【私の生活流儀】本多静六 | 【Mink 。本のにおいがスキである。】

【私の生活流儀】本多静六

■タイトル:私の生活流儀

■著者:本多静六

■発行:2005年7月20日

■発行所:実業之日本社

■定価:本体1000円+税


残したい箇所を抜粋します。


いったい多くの人は、草むらにのぞむと、いきなり、一番こんで、一番太い草から、力ずくでムリヤリ抜いてかかろうとするからはかがいかぬ。骨ばかり折れて中途でいやになる。これは一番うすい、一番小さな草から、手近なところをえらんで、根気よく抜いていくに限る。そうすれば知らぬ間に広い場面がきれいになって、こんだ草、太い草まで楽に取りのぞくことができる。すべて世の中の事もこれと同じであると。
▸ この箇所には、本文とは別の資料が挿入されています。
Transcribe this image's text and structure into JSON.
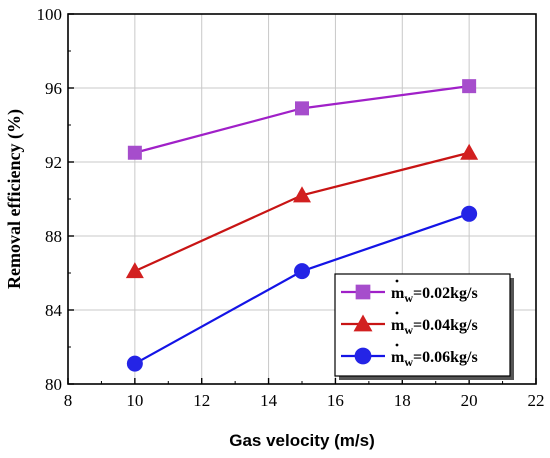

塩だけのお菜で朝食をすますのだが、これで私は貧乏と粗食になれッこになった。


牛や馬は青草ばかり食っていても、その体中には、多量の脂肪や、蛋白質や、各種ビタミン類など、あらゆる栄養素が完全生成されるのをみてもわかる通り、人間も、その地に産する新鮮な野菜類と米麦その他の穀類を混用していさえすれば、健康は十二分に保ち得るわけである。それなのに、不完全なるゼイタク栄養学、数字ばかり並べたがる人工栄養学は、やれ動物蛋白質をどれだけとらねば病気になるの、やれ肉や卵を食わねば栄養失調になるのと、できもしない相談をもちかけて嚇かすばかりである。


仕事が人を年寄らせない。忙しさが人を若返らせる。